Expert backs global health care
A visiting scholar believes Medicare should be expanded
Access to health care is the most important ethical question in medicine in most countries, says George J. Annas, internationally renowned health law scholar and activist.
The solution in the United States, he suggests, is to make Medicare, the government's health care program for seniors, available to all.
"Hawaii is a little better than most, but for 90 million Americans, access to health care is problematic," said Annas, a Boston University professor and chairman of Department of Health Law, Bioethics and Human Rights.
Uninsured and underinsured people with no regular doctor or health care end up in emergency rooms in worse shape than if they had early treatment, he said in a telephone interview. It's not only more expensive, but it's "no way to live, with pain and suffering," he added.
The only solution in the United States ultimately is "to take the one health care program everyone thinks is working, and make it available to everybody," Annas said.
"Medicare has an incredible track record of keeping administrative costs very low," he said, suggesting transferring it to private health care. The present system "is the most expensive in the world and still doesn't cover everybody," he said. "It is very wasteful."

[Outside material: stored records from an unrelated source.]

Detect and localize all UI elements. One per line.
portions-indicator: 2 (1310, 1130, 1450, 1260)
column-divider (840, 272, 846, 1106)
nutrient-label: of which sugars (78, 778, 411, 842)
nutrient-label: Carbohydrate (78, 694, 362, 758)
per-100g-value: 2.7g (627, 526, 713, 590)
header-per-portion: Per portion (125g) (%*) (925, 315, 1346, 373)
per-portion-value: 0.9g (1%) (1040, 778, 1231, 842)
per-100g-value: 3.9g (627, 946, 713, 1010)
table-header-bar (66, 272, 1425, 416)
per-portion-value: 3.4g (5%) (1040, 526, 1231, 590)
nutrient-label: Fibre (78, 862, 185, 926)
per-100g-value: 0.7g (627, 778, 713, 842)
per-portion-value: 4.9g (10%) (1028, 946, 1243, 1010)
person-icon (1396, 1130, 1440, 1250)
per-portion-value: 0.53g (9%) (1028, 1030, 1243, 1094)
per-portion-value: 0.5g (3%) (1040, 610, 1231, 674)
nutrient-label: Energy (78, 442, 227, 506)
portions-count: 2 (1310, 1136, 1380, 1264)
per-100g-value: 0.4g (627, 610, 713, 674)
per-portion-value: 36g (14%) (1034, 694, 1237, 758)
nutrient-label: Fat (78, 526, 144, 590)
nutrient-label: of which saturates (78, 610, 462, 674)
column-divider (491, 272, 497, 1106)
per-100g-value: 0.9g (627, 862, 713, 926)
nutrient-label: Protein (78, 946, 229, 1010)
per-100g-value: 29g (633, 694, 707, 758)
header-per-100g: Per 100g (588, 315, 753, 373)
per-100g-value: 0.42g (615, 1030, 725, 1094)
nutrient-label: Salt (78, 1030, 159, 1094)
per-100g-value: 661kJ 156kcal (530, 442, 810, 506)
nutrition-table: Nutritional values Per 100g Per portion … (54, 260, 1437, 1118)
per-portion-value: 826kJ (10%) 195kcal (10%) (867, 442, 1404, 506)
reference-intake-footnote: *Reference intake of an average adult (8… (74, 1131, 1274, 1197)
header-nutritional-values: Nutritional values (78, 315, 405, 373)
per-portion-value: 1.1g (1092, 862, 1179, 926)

Annas will be a key speaker at a conference today and tomorrow at the Hale Koa Hotel titled "New Frontiers in Maternal and Infant Health Care: Ethics, Outcomes and Practices in the 21st Century."
He touched on a range of issues in the interview, from reproductive technology, stem cell research and abortions to interrogations and force-feeding by physicians at Guantanamo Bay.
Annas is a national authority in law and medicine, co-founder of Global Lawyers and Physicians and author or editor of 16 books on health law, bioethics and human rights.
Regarding abortion, he said it has been a "giant issue in bioethics and law for 33 years" and there is a lot of talk about it in the Supreme Court. Congress theoretically could make it illegal based on a few opinions this year about the Constitution's commerce clause, he said.
But after last year's controversial court and congressional intervention in the Terri Schiavo case, he said: "I really think it is alarmist to even think that is a possibility. ... Bottom line, the worst it could get is to return the issue totally to the states."
Reproductive technology and embryonic stem cell research are other controversial issues, Annas said.
More twins and triplets are being born with assisted reproduction, and there are more premature births, raising a question of birth defects, he said. But no one is keeping data on kids born with in vitro fertilization, he said.
Informed consent is one of the problems of any of the reproductive technologies, he said: "It still is not routine to let children know who their genetic fathers are. There is a trend in that direction but in the U.S., it is probably 50-50."
Many states are funding embryonic stem cell research, since the federal government is not, but it has generated controversies because it requires donor eggs, Annas said: "The question is, what should be the procedures for protecting or reimbursing women? Everyone's decided you more or less can't pay for eggs."
But there are medical risks and ethical issues to donating eggs, Annas said. "It's one thing for a woman to donate an egg to a sister or to have a baby. It's quite another to donate eggs for research that may not have a payoff."
Annas said there are a lot of concerns about war and terror and what military doctors are doing at Guantanamo Bay. "Using physicians both in interrogations and force-feeding is just wrong. It's wrong for the doctors and wrong for the military to put them in that position."
A few doctors say force-feeding is necessary to save lives of suicidal prisoners, Annas said: "On the other hand, the military says these guys are doing it to make a point.
"If doctors believe they are suicidal and there is no other way to save life, they should do it in a medically humane way," he said, instead of using "cruel and arguably tortuous" methods.
Conference explores care for moms, kids
New research findings and policies affecting maternal and infant health care will be explored at a conference from 7 a.m. to 3:15 p.m. today and tomorrow at the Hale Koa Hotel.
The Healthy Mothers, Healthy Babies Coalition of Hawaii is sponsoring the meetings with the Department of Obstetrics, Gynecology and Women's Health in the University of Hawaii's John A. Burns School of Medicine.
Professor George J. Annas of the Boston University School of Public Health opens the meetings with a major address this morning on "Making Babies Without Sex: Social Policy Issues from AIDS to Cloning."
Mainland and local experts will lead sessions on a range of topics, including genetic screening for newborns, caring for pregnant women with drug and alcohol problems, mercury in cord blood and improving perinatal outcomes for native Hawaiian women and their infants.
Other topics will be long-term outcomes of premature infants, limited access to care, perinatal drug exposure, early intervention and advocacy, limited access to care, exercise during and after pregnancy and controversies in neonatal resuscitation. Sessions also will cover treatment options for mood disorders in pregnancy an postpartum, immunizing pregnant women and domestic violence and pregnancy.